Search code examples
pythonpandasscikit-learnpipelinesklearn-pandas

How do I Label Encode using the Pipeline API?


I want to incorporate Label Encoding through the scikit learn pipeline. Unfortunately, LabelEncoder() is broken with the pipeline API so that's not an option right now. I tried creating my own class which calls .map() to map categories to labels:

from sklearn.base import TransformerMixin
from sklearn.base import BaseEstimator

class RatingEncoder(BaseEstimator, TransformerMixin):
    """Takes in dataframe, converts all categorical Ratings columns into numerical Ratings columns
    via label-encoding"""

    def __init__(self):
        pass

    def fit(self, df, y=None):
        return self

    def transform(self, df, y=None):
        """"Transform all of the categorical ratings columns into numerical ratings columns"""
        for feature in df.columns:
            df[feature] = df[feature].map({
                "Po"   : 1,
                "Fa"   : 2,
                "TA"   : 3,
                "Gd"   : 4,
                "Ex"   : 5,
            })
        return df

Then, I set up the following pipeline:

def select_numeric_features(df):
    return df.select_dtypes(include=np.number).columns

def select_categorical_features(df):
    return df.select_dtypes(exclude=np.number).columns

def select_rated_features(df):
    rated_features = []
    for column in df:
        # This criteria determines if a column is a 'rated column'
        if any(df[column] == 'TA'):
            rated_features.append(column)
    return rated_features

pipeline = make_column_transformer(

    (RatingsTransformer(), select_rated_features),
    (SimpleImputer(strategy='constant', fill_value='None'), select_categorical_features),
    (SimpleImputer(strategy='constant', fill_value=0), select_numeric_features),
    remainder='passthrough'

)

The problem with this is that after the RatingsTransformer() step, the categorical 'ratings' columns are supposed to become numerical columns. However, this change doesn't show up in the column selection part of the column transformer, so select_numerical_features and select_categorical_features will choose the incorrect 'ratings' columns as if they had no been mapped from categories to values. Basically, the column transformer isn't using columns that were updated in the middle of the pipeline. Any workaround for this? Or, is there a simpler solution to LabelEncoding using the pipeline API?


Solution

  • LabelEncoder is to encode labels and therefore the y (or target). If you want to encode data (i.e. X) you can use a OneHotEncoder or an OrdinalEncoder which can be easily integrated within a Pipeline from scikit-learn.
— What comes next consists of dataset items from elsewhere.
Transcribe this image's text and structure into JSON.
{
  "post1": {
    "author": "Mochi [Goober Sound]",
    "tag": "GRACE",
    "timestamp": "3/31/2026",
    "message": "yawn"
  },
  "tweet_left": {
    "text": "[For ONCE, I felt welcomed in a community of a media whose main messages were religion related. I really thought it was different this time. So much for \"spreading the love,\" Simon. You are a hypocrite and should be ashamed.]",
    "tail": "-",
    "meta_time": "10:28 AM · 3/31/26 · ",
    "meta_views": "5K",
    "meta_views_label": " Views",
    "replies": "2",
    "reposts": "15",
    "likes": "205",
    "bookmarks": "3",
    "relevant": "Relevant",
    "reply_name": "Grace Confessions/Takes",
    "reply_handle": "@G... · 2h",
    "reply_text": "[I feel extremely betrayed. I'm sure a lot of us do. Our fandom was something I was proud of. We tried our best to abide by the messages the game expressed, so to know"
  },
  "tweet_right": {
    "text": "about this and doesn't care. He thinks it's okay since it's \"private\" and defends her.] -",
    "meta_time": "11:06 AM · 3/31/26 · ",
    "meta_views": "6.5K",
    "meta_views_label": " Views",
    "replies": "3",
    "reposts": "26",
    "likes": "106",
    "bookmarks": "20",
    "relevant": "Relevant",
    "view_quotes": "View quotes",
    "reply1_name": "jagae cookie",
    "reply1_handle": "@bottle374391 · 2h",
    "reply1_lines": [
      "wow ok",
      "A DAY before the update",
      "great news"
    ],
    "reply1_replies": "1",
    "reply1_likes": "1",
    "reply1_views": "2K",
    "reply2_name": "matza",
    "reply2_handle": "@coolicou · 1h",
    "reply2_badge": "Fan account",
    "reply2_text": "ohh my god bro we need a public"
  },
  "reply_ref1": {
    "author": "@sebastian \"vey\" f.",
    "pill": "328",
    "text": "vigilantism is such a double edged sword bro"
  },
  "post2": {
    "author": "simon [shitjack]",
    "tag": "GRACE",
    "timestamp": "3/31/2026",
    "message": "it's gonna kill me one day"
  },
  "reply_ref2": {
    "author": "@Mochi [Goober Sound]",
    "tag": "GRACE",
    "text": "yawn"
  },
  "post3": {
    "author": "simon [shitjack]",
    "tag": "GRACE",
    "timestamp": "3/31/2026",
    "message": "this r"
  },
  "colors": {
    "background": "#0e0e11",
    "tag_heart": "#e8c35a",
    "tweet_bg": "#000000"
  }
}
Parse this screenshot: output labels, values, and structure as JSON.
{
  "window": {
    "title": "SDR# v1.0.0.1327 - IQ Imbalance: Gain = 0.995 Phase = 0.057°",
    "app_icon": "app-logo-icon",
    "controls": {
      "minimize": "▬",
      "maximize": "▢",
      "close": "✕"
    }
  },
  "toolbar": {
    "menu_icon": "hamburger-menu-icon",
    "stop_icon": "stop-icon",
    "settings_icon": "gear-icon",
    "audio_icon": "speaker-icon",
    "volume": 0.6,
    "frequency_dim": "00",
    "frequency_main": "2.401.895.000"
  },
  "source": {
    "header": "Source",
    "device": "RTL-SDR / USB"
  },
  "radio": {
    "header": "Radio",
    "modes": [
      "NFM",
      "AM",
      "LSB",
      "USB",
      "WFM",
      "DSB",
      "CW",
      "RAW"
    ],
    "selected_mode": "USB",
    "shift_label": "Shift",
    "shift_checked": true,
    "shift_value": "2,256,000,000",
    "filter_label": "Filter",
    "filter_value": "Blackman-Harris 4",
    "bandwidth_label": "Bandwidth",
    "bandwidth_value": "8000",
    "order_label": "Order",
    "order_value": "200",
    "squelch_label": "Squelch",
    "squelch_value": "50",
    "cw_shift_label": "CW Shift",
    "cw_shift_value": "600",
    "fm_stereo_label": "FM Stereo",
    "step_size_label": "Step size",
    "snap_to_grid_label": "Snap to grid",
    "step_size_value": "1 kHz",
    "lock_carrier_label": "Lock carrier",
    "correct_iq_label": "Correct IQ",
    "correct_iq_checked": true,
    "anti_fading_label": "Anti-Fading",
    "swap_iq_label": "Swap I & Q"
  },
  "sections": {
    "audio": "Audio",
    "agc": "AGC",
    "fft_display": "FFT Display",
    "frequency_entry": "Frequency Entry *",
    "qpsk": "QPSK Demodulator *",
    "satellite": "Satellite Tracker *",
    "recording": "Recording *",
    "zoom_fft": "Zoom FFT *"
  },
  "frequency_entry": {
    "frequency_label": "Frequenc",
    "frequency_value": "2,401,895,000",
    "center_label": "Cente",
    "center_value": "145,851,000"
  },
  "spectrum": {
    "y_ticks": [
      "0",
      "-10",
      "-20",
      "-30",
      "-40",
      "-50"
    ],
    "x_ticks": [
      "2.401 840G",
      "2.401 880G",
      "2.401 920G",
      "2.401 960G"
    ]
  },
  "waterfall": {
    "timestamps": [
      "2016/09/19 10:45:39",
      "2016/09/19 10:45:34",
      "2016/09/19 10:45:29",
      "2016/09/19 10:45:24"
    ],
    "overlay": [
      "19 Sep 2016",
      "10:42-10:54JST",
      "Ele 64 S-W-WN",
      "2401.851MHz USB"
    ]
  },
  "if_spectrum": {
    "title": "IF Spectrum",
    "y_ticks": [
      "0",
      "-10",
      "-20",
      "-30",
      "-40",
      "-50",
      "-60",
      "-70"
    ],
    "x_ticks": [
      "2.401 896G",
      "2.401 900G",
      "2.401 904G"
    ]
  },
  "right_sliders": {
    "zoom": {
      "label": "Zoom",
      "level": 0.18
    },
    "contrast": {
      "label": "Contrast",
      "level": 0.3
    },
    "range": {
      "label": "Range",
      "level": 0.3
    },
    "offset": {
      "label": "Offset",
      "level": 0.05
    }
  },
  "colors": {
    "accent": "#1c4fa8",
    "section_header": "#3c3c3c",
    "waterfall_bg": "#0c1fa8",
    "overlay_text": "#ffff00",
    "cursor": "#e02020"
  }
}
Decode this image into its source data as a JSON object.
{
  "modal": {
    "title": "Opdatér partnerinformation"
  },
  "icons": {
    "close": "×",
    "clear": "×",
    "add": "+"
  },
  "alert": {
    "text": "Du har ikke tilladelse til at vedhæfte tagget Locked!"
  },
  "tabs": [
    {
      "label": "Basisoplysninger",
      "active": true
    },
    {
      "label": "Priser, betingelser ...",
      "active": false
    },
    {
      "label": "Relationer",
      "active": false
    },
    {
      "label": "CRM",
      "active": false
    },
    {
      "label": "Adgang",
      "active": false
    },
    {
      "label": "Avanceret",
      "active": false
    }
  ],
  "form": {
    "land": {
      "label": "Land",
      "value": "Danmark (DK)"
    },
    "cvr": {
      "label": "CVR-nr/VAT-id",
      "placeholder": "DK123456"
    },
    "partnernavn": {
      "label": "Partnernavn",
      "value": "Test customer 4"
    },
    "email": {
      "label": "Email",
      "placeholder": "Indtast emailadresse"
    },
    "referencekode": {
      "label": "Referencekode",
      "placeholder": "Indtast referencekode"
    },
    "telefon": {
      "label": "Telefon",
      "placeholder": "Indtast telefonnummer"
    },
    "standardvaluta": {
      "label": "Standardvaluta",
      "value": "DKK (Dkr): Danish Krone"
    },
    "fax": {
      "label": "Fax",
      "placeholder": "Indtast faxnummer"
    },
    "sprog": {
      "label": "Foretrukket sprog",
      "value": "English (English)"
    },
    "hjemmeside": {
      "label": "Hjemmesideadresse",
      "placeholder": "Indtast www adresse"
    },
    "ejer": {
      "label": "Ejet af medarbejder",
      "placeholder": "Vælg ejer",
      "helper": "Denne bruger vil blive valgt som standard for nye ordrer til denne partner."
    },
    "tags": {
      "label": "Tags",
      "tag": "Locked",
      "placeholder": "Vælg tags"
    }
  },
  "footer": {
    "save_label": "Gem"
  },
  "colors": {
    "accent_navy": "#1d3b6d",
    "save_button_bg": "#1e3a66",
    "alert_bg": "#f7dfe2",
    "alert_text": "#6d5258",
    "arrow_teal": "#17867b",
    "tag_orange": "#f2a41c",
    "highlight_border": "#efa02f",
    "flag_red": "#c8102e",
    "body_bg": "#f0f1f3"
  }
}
    In your case it seems that you want to ordinal encode your data.

    from sklearn.pipeline import make_pipeline
    from sklearn.impute import SimpleImputer
    from sklearn.preprocessing import OrdinalEncoder
    
    preprocessor = make_pipeline(
        SimpleImputer(strategy="constant", fill_value="missing"),
        OrdinalEncoder()
    )
    
    preprocessor.fit_transform(X_train)
    

    A more complete example can be found here: https://scikit-learn.org/stable/auto_examples/compose/plot_column_transformer_mixed_types.html#sphx-glr-auto-examples-compose-plot-column-transformer-mixed-types-py

    You could imagine to use an OrdinalEncoder instead of the the OneHotEncoder if the classifier would not be a linear model (e.g. RandomForestClassifier).